De as the Dao in Particular Things

Chapter 51 of the Daodejing gives the clearest statement: “Dao bears them, De nurtures them, matter shapes them, circumstance completes them.” De is the Dao as it takes up residence in each particular thing. A tree’s De is the pattern of growth that expresses the Dao through that tree. A river’s De is the particular way it finds and follows a channel. This sense of De connects it etymologically to the Latin virtus (power, potency) rather than to moral goodness.

The glyph itself combines elements for road or movement, a straight-looking stroke, and the heart, suggesting directed inner movement aligned with a path. A thing possesses De when its inner nature is aligned with the Dao rather than working against it.

From this metaphysical sense flow several consequences the Daodejing draws out. Things that lose De become brittle and fail. Chapter 38 opens with the claim that “high De does not insist on De, and therefore has De; low De does not let go of De, and therefore lacks De.” The paradox turns on the difference between living from one’s natural endowment and straining after a moralized version of it. Genuine De is not a property to assert but a condition to inhabit.

De as Cultivated Capacity

The second sense develops from the first. If each thing has a natural endowment, then humans have a specific form of De that can be cultivated or degraded. The Daodejing and the Zhuangzi describe this cultivation less as moral improvement than as returning to what was already present before social training overlaid it.

The Zhuangzi illustrates De through skilled practitioners such as the cook who butchers an ox without force by following the natural lines of the animal, and the wheelwright who cannot put his craft into words but whose hands know what to do. These figures are not morally exemplary in any conventional sense. They have cultivated a responsiveness to the structure of their particular task that lets them act without resistance. This responsiveness is the practical expression of De aligning with Dao.

De connects directly to Wu Wei. The sage’s action is effortless because it flows from De rather than from effort against resistance. Ziran (naturalness, self-so-ness) names the same quality from a different angle. When a thing does what is natural to it, it expresses its De.

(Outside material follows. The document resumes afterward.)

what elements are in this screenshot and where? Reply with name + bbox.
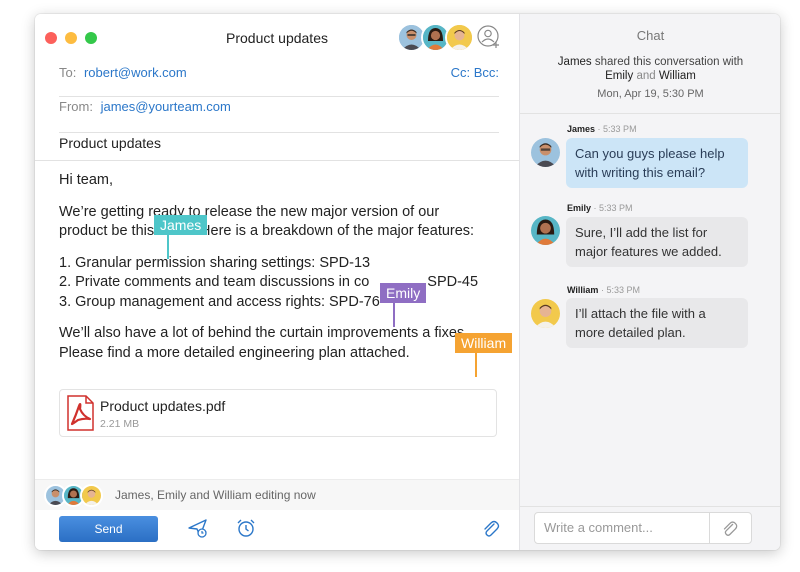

De and Conventional Virtue

Early Chinese thought used De in a more general sense to mean virtue or moral excellence, and Confucian thinkers gave the term much of its currency. What the Daodejing does with De is partly a critique of that usage. Chapter 38 places “high De” above benevolence, righteousness, and ritual propriety in a descending sequence. Each lower level abandons the original for a substitute.

The target is not virtue as such but the performance of virtue: the person who insists on benevolence rather than embodying it, who follows propriety as an imposed rule rather than as something that flows naturally from their nature. The Daoist sage has De in the original potency sense, and appropriate conduct follows from it without being commanded.

Pu (uncarved wood) is a related image for the state from which De naturally operates. Before it has been shaped, divided, or named, the block retains the full potential of the wood. Cultivation, for the Daodejing, means preserving or recovering that wholeness rather than adding to it.

De in the Daoist Tradition

Later Daoist practice, both philosophical and religious, took De as a term for the inner power that accumulates through cultivation. In neidan (internal alchemy) and related traditions, De names the virtue-power built through correct practice, the inner counterpart to the external performance of ritual. The Daozang preserves texts in which De is a measurable quantity, accumulated or squandered by action.

Scholarly translators remain divided between “virtue,” “power,” “potency,” and “moral character,” because the Chinese term holds all of these without resolving them into a Western equivalent. The Daodejing title is sometimes rendered “The Classic of the Way and Its Power” precisely to foreground the potency sense that “virtue” can obscure.